Virginia Yip (葉彩燕), is a Hong Kong linguist and writer. She is director of the Childhood Bilingualism Research Centre. She is a professor at the Chinese University of Hong Kong. Her research interests include bilingual language acquisition, second language acquisition, Cantonese, Chaozhou and comparative Sinitic grammar, psycholinguistics, and cognitive science.

==Biography==
Virginia Yip received her B.A. in linguistics at the University of Texas at Austin and, in 1989, her Ph.D. from the University of Southern California.

She is the author of Interlanguage and Learnability: from Chinese to English (Benjamins) and co-author of a series of works on Cantonese grammar published by Routledge: Cantonese: A Comprehensive Grammar (which has been translated into Japanese), Basic Cantonese, and Intermediate Cantonese.

She and her team have created the Hong Kong Bilingual Child Language Corpus, the first longitudinal bilingual corpus in which Cantonese is represented along with English, and the largest multimedia bilingual corpus in the Child Language Data Exchange System (CHILDES) based at Carnegie Mellon University.

Yip is married to linguist Stephen Matthews from the University of Hong Kong. They have three bilingual children: a son and two daughters.

==The Hong Kong Bilingual Child Language Corpus==

The Hong Kong Bilingual Child Language Corpus, which is reported in 2005 as the world's largest video-linked database of children becoming bilingual, created by Yip, and her husband, Stephen Matthews from The University of Hong Kong — features 170 hours of audio and video files of four families raising their children bilingually in Cantonese and English. The project, which includes transcripts and searchable video and audio segments, took 10 years to compile.

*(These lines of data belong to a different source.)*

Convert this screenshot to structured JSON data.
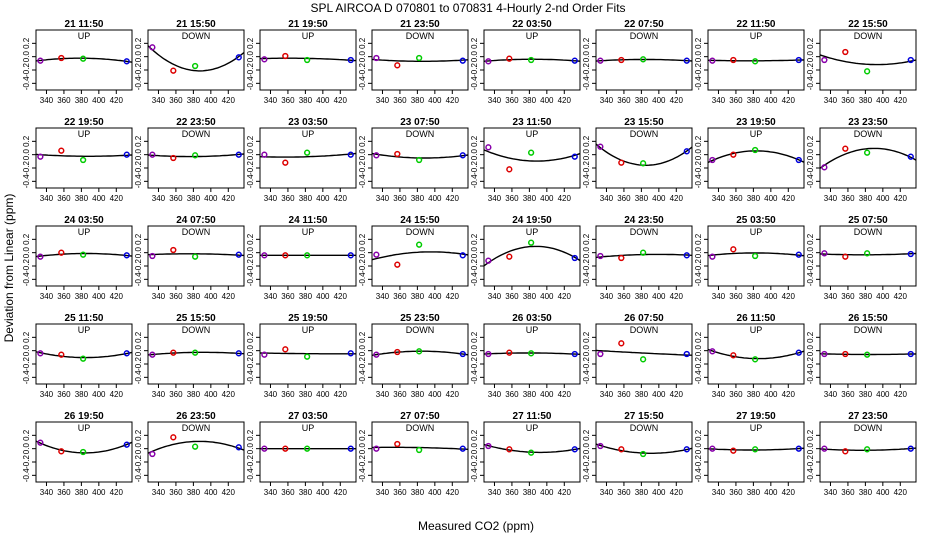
{
  "figure": {
    "title": "SPL   AIRCOA D   070801 to 070831   4-Hourly 2-nd Order Fits",
    "ylabel": "Deviation from Linear (ppm)",
    "xlabel": "Measured CO2 (ppm)"
  },
  "chart_data": {
    "type": "scatter",
    "xlim": [
      328,
      438
    ],
    "ylim": [
      -0.5,
      0.4
    ],
    "x_ticks": [
      "340",
      "360",
      "380",
      "400",
      "420"
    ],
    "y_ticks": [
      "-0.4",
      "-0.2",
      "0.0",
      "0.2"
    ],
    "series_colors": {
      "std1": "#8800aa",
      "std2": "#dd0000",
      "std3": "#00cc00",
      "std4": "#0000dd"
    },
    "std_x": [
      333,
      357,
      382,
      432
    ],
    "panels": [
      {
        "title": "21 11:50",
        "direction": "UP",
        "points": [
          -0.06,
          -0.02,
          -0.03,
          -0.07
        ]
      },
      {
        "title": "21 15:50",
        "direction": "DOWN",
        "points": [
          0.14,
          -0.21,
          -0.14,
          -0.01
        ]
      },
      {
        "title": "21 19:50",
        "direction": "UP",
        "points": [
          -0.04,
          0.01,
          -0.05,
          -0.05
        ]
      },
      {
        "title": "21 23:50",
        "direction": "DOWN",
        "points": [
          -0.02,
          -0.13,
          -0.02,
          -0.06
        ]
      },
      {
        "title": "22 03:50",
        "direction": "UP",
        "points": [
          -0.07,
          -0.03,
          -0.05,
          -0.06
        ]
      },
      {
        "title": "22 07:50",
        "direction": "DOWN",
        "points": [
          -0.06,
          -0.05,
          -0.04,
          -0.06
        ]
      },
      {
        "title": "22 11:50",
        "direction": "UP",
        "points": [
          -0.06,
          -0.05,
          -0.07,
          -0.05
        ]
      },
      {
        "title": "22 15:50",
        "direction": "DOWN",
        "points": [
          -0.05,
          0.07,
          -0.22,
          -0.05
        ]
      },
      {
        "title": "22 19:50",
        "direction": "UP",
        "points": [
          -0.03,
          0.06,
          -0.08,
          0.0
        ]
      },
      {
        "title": "22 23:50",
        "direction": "DOWN",
        "points": [
          0.0,
          -0.05,
          -0.01,
          0.0
        ]
      },
      {
        "title": "23 03:50",
        "direction": "UP",
        "points": [
          0.0,
          -0.12,
          0.03,
          0.0
        ]
      },
      {
        "title": "23 07:50",
        "direction": "DOWN",
        "points": [
          -0.01,
          0.01,
          -0.08,
          -0.01
        ]
      },
      {
        "title": "23 11:50",
        "direction": "UP",
        "points": [
          0.11,
          -0.22,
          0.03,
          -0.03
        ]
      },
      {
        "title": "23 15:50",
        "direction": "DOWN",
        "points": [
          0.12,
          -0.12,
          -0.13,
          0.05
        ]
      },
      {
        "title": "23 19:50",
        "direction": "UP",
        "points": [
          -0.08,
          0.0,
          0.07,
          -0.08
        ]
      },
      {
        "title": "23 23:50",
        "direction": "DOWN",
        "points": [
          -0.19,
          0.09,
          0.03,
          -0.03
        ]
      },
      {
        "title": "24 03:50",
        "direction": "UP",
        "points": [
          -0.06,
          0.0,
          -0.03,
          -0.04
        ]
      },
      {
        "title": "24 07:50",
        "direction": "DOWN",
        "points": [
          -0.05,
          0.04,
          -0.06,
          -0.03
        ]
      },
      {
        "title": "24 11:50",
        "direction": "UP",
        "points": [
          -0.04,
          -0.04,
          -0.04,
          -0.04
        ]
      },
      {
        "title": "24 15:50",
        "direction": "DOWN",
        "points": [
          -0.03,
          -0.18,
          0.12,
          -0.04
        ]
      },
      {
        "title": "24 19:50",
        "direction": "UP",
        "points": [
          -0.12,
          -0.06,
          0.15,
          -0.08
        ]
      },
      {
        "title": "24 23:50",
        "direction": "DOWN",
        "points": [
          -0.05,
          -0.08,
          0.0,
          -0.04
        ]
      },
      {
        "title": "25 03:50",
        "direction": "UP",
        "points": [
          -0.06,
          0.05,
          -0.05,
          -0.03
        ]
      },
      {
        "title": "25 07:50",
        "direction": "DOWN",
        "points": [
          -0.01,
          -0.06,
          -0.01,
          -0.02
        ]
      },
      {
        "title": "25 11:50",
        "direction": "UP",
        "points": [
          -0.04,
          -0.06,
          -0.12,
          -0.04
        ]
      },
      {
        "title": "25 15:50",
        "direction": "DOWN",
        "points": [
          -0.06,
          -0.03,
          -0.03,
          -0.04
        ]
      },
      {
        "title": "25 19:50",
        "direction": "UP",
        "points": [
          -0.06,
          0.02,
          -0.09,
          -0.04
        ]
      },
      {
        "title": "25 23:50",
        "direction": "DOWN",
        "points": [
          -0.06,
          -0.02,
          -0.01,
          -0.05
        ]
      },
      {
        "title": "26 03:50",
        "direction": "UP",
        "points": [
          -0.05,
          -0.03,
          -0.04,
          -0.05
        ]
      },
      {
        "title": "26 07:50",
        "direction": "DOWN",
        "points": [
          -0.05,
          0.11,
          -0.13,
          -0.05
        ]
      },
      {
        "title": "26 11:50",
        "direction": "UP",
        "points": [
          -0.01,
          -0.07,
          -0.13,
          -0.03
        ]
      },
      {
        "title": "26 15:50",
        "direction": "DOWN",
        "points": [
          -0.05,
          -0.05,
          -0.06,
          -0.05
        ]
      },
      {
        "title": "26 19:50",
        "direction": "UP",
        "points": [
          0.09,
          -0.04,
          -0.05,
          0.06
        ]
      },
      {
        "title": "26 23:50",
        "direction": "DOWN",
        "points": [
          -0.08,
          0.17,
          0.03,
          0.02
        ]
      },
      {
        "title": "27 03:50",
        "direction": "UP",
        "points": [
          0.0,
          0.0,
          0.0,
          0.0
        ]
      },
      {
        "title": "27 07:50",
        "direction": "DOWN",
        "points": [
          0.0,
          0.07,
          -0.02,
          0.0
        ]
      },
      {
        "title": "27 11:50",
        "direction": "UP",
        "points": [
          0.04,
          -0.01,
          -0.06,
          -0.01
        ]
      },
      {
        "title": "27 15:50",
        "direction": "DOWN",
        "points": [
          0.04,
          -0.01,
          -0.08,
          -0.01
        ]
      },
      {
        "title": "27 19:50",
        "direction": "UP",
        "points": [
          0.0,
          -0.03,
          -0.01,
          0.0
        ]
      },
      {
        "title": "27 23:50",
        "direction": "DOWN",
        "points": [
          0.0,
          -0.04,
          -0.01,
          0.0
        ]
      }
    ]
  }
}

This database has already been the data source for several undergraduate and graduate dissertations in Hong Kong, and it is the basis of a book, The Bilingual Child, written by Yip and Matthews and published by Cambridge University Press in 2007. The database focuses on children who are bilingual in English and Cantonese and who learned to speak two languages through the one-parent, one-language approach. Using that method, one parent speaks to the child in one language, and the other parent speaks to the child in another.

==Honors and awards==
- CUHK Research Excellence Award 2006–2007
- Leonard Bloomfield Book Award (2009), Linguistic Society of America

==Books and publications==
- Matthews, Stephen. & Virginia Yip, 1994. Cantonese: A Comprehensive Grammar. London: Routledge. (on-line review by Marjorie Chan); Japanese edition by E. Chishima and S. Kataoka, Tokyo: Toho Shoten, 2000.
- Yip, Virginia. 1995. Interlanguage and Learnability: from Chinese to English. Amsterdam: John Benjamins.
- Yip, Virginia. & Stephen Matthews, 2000. Basic Cantonese: a Grammar and Workbook. London: Routledge.
- Yip, Virginia. & Stephen Matthews, 2001. Intermediate Cantonese: a Grammar and Workbook. London: Routledge. (on-line review by Blaine Erickson)
- Yip, Virginia. & Stephen Matthews (馬詩帆), 2007. The Bilingual Child: early development and language contact (雙語兒童：早期發展與語言接觸). Cambridge University Press.

- Cai Ya Qing (蔡雅菁): The Bilingual Child: Early Development and Language Contact/雙語兒童：早期發展及語言接觸 (Mandarin Chinese translation). Beijing: Beijing World Publishing Corporation.

- Stephen Matthews & Virginia Yip, 2011. Cantonese: A Comprehensive Grammar. 2nd edition. London: Routledge.